Fannin's army of 500 men was surrounded in open country by a superior force of Mexican cavalry. Rather than attempt to fight their way out, abandoning the wounded, Fannin surrendered unconditionally to General José Urrea but understood that he and his men would be treated as prisoners of war and finally released. They gave up their arms and returned as prisoners to Goliad.
Santa Anna ordered them executed. On Palm Sunday, believing they were being repatriated, the prisoners were marched from the mission at Goliad to the open plain and were shot. Some had been hidden by concerned Mexican families and a few who might be useful to Mexico were spared. Among these was Dr. John Shackelford, for whom this county was named.
The state of Georgia sent a claim in 1855 to the state of Texas for $3000 to pay for the guns sent from the Georgia armory; the Texas Legislature agreed to pay the claim. Georgia then in 1857 waived the right to payment in favor of the building of a monument to the men of the Georgia Battalion. Texas again agreed, but for one reason or another it was never done.

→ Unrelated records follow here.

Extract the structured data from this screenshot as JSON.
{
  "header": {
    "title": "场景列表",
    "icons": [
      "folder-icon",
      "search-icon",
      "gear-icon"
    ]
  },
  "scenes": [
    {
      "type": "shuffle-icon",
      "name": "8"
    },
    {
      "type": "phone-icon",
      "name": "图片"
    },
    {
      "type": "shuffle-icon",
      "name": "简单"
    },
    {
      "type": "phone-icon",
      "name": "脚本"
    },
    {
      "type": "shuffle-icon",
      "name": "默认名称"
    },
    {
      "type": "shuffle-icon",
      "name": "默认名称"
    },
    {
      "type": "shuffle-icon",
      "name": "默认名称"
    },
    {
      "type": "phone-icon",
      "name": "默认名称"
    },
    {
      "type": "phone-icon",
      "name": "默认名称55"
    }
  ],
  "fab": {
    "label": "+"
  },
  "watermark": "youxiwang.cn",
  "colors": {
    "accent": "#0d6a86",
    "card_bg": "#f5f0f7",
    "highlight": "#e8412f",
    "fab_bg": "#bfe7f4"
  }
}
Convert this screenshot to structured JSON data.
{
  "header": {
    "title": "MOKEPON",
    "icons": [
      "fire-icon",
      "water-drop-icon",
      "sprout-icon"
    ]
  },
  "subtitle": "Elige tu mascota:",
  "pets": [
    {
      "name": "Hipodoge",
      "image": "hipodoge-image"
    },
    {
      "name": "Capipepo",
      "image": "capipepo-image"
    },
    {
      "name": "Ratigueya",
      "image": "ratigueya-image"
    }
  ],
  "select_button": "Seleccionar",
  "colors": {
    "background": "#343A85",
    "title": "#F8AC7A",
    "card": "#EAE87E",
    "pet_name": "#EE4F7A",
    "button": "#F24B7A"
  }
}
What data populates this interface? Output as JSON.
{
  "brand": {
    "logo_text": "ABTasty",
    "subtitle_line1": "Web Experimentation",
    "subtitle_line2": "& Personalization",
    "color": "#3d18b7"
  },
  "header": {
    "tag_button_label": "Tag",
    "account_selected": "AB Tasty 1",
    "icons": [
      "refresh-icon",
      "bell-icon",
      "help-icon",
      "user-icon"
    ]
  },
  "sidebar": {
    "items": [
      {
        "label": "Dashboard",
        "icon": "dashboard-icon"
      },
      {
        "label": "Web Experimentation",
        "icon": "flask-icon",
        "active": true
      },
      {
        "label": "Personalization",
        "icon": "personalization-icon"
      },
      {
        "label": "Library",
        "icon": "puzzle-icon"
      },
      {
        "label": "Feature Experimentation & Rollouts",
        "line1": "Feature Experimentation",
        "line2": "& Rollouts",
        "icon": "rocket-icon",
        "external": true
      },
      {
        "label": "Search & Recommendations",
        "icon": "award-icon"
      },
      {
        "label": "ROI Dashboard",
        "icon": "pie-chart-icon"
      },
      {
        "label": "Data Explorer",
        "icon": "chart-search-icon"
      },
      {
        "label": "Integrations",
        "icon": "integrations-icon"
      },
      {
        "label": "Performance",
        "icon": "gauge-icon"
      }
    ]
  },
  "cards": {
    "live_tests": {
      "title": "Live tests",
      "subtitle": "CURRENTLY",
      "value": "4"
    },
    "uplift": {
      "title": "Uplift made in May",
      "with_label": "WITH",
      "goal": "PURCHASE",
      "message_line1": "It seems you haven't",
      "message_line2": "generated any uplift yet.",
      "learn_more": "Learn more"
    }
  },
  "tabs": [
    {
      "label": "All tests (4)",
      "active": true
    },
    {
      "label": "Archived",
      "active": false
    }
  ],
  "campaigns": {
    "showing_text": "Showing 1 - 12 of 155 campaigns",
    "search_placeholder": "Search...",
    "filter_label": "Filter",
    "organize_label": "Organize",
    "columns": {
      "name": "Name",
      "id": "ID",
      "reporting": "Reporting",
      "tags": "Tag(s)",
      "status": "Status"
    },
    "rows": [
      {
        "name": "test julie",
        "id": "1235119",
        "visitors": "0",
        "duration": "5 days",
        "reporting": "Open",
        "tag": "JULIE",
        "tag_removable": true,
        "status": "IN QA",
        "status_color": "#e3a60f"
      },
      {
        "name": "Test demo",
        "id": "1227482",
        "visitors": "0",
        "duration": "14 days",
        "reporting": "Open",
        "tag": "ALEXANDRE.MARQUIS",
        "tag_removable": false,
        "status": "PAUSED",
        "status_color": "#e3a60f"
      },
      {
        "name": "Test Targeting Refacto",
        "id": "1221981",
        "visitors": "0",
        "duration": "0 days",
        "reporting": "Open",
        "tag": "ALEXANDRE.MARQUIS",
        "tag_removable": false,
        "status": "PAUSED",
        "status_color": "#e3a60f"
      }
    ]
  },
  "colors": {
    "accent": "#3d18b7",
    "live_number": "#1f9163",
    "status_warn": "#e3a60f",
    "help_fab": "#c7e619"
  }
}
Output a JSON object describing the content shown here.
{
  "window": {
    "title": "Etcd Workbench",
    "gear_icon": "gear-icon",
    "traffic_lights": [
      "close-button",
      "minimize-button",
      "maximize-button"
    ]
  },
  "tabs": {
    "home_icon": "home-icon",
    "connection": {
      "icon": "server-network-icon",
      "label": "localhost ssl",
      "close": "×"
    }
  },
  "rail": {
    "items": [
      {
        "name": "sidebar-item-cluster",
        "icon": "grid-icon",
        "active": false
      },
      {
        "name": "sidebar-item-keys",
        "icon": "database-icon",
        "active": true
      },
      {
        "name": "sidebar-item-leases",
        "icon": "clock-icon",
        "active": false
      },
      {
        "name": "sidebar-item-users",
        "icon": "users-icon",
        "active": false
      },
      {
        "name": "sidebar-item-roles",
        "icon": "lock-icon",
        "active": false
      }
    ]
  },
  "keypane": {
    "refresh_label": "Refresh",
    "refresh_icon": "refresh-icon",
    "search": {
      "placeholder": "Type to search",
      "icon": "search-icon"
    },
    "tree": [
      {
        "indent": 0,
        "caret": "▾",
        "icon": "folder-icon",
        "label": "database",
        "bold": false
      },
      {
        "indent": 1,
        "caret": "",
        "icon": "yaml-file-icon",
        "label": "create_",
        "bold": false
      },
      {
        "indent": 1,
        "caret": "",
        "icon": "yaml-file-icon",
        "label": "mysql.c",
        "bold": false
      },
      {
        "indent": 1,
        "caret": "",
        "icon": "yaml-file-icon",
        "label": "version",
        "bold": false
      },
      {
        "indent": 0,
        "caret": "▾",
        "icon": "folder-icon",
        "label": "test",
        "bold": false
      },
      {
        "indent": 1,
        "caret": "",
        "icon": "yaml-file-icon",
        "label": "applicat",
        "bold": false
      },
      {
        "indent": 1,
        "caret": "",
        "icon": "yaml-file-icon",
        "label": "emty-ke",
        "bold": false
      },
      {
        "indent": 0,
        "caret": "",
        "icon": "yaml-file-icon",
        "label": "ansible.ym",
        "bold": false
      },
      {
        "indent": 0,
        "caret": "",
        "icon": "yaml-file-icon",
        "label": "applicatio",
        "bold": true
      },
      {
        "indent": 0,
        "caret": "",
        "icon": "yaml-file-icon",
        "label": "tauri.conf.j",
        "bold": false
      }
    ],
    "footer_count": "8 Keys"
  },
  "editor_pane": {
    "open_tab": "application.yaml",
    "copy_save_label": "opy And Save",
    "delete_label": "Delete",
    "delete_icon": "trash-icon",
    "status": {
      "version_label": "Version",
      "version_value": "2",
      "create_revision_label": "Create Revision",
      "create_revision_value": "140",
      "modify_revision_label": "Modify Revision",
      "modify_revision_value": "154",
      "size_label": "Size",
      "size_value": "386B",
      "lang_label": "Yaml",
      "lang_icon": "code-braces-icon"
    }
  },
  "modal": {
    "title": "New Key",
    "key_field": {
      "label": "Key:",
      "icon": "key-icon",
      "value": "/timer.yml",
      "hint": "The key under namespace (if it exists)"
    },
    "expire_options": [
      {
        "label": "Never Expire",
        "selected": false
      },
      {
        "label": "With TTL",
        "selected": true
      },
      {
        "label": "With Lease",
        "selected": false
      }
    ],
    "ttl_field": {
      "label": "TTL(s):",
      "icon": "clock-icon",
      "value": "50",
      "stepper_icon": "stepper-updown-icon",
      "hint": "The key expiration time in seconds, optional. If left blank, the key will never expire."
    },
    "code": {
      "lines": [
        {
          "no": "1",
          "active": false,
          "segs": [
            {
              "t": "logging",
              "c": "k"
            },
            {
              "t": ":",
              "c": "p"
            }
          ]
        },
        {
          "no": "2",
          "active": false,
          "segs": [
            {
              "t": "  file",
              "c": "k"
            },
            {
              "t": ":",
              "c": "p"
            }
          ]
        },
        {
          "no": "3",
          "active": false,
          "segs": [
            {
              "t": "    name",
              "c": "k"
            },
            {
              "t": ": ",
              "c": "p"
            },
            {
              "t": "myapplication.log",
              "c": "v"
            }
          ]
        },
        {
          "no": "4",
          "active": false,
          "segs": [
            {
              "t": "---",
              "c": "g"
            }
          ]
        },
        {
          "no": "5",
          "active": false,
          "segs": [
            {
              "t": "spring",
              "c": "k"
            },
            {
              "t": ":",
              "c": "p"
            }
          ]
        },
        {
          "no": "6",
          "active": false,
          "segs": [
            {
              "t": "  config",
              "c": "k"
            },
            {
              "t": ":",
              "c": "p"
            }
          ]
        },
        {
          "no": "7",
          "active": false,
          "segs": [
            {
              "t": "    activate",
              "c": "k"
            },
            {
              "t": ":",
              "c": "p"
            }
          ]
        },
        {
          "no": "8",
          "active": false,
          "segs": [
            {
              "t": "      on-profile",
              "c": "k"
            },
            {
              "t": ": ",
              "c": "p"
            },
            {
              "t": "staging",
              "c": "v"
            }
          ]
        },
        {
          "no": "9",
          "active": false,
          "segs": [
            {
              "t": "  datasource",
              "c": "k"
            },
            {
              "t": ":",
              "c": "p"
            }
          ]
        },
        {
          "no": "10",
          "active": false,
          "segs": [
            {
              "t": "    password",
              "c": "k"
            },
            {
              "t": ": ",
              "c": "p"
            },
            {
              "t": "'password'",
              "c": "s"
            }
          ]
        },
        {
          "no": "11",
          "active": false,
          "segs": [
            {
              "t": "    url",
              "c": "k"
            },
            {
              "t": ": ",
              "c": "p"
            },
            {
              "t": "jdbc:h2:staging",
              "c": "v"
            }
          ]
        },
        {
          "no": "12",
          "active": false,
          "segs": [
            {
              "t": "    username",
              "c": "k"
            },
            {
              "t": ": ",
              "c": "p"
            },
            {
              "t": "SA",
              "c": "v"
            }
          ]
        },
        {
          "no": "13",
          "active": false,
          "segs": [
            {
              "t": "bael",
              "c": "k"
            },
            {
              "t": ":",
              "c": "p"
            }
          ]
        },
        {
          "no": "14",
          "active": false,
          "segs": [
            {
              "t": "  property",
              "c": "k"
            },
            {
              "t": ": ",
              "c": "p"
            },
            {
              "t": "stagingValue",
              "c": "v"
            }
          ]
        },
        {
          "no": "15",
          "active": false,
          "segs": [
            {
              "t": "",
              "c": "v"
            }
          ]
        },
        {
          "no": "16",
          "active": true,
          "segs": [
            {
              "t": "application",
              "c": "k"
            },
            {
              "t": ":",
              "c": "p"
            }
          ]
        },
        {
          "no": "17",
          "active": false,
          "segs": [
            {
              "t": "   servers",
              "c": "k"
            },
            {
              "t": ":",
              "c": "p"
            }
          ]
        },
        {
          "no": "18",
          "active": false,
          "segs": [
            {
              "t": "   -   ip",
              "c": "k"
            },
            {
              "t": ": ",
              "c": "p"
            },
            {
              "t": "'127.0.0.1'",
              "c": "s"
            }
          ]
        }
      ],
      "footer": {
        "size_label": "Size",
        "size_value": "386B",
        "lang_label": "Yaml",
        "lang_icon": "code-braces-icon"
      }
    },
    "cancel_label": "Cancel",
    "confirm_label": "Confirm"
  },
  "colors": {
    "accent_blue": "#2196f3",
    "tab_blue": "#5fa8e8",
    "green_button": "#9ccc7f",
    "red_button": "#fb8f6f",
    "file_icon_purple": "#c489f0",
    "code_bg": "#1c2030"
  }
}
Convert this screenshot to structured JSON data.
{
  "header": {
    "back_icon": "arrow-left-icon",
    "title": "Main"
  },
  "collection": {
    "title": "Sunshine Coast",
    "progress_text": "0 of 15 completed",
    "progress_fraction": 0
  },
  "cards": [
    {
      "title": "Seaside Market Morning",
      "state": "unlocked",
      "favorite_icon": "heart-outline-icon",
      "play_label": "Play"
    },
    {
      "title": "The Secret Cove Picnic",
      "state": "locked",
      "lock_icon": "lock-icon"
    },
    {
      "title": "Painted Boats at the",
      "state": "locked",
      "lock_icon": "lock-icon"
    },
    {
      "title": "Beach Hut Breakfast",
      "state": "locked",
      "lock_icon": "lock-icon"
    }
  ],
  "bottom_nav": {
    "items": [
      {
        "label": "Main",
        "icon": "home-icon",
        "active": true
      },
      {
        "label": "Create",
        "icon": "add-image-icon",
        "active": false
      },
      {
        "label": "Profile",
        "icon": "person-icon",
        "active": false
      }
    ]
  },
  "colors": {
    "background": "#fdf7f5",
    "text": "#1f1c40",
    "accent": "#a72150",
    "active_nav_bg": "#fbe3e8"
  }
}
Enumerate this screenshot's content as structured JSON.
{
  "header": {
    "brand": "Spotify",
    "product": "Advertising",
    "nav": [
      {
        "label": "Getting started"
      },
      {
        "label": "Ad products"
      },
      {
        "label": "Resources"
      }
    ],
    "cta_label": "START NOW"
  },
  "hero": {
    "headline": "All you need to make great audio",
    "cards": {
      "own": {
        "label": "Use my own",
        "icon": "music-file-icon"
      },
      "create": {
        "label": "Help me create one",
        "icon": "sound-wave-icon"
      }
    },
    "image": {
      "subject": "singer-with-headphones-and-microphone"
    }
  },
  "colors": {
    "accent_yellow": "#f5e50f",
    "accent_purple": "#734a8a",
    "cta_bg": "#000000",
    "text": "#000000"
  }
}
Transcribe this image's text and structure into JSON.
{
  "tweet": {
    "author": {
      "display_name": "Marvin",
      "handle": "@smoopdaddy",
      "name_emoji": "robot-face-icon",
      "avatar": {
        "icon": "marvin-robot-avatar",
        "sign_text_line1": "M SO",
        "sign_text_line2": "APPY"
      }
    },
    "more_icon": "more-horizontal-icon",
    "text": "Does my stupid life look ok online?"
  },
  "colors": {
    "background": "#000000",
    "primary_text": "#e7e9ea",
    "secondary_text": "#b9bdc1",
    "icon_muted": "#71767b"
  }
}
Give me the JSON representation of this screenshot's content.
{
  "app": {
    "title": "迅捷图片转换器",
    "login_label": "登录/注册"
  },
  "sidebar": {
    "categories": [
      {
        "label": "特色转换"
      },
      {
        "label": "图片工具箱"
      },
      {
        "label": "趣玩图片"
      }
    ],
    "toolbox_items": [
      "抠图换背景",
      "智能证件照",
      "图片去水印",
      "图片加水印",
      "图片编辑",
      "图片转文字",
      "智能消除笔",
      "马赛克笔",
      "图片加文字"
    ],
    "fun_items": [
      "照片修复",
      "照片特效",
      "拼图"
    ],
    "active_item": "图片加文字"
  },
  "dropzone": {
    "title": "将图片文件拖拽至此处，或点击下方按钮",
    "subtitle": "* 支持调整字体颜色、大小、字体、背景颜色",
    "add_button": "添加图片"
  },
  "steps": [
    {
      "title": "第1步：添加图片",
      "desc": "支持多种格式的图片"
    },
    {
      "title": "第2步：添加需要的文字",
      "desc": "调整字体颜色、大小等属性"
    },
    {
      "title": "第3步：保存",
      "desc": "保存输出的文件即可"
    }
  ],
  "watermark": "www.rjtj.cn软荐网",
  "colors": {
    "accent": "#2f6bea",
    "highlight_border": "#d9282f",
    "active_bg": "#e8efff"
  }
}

Our town was named by one of its founders for his hometown of Albany, Georgia and our county for Dr. Shackelford who was spared at Goliad, and since we in Albany, Texas are among the benefactors of sacrifices made in behalf of Texas, we offer this memorial as partial payment of the debt we owe the state of Georgia. We shall remain with a great debt unpaid to Georgia for sons sent which we cannot send back. They are now part of the soil and soul of Texas.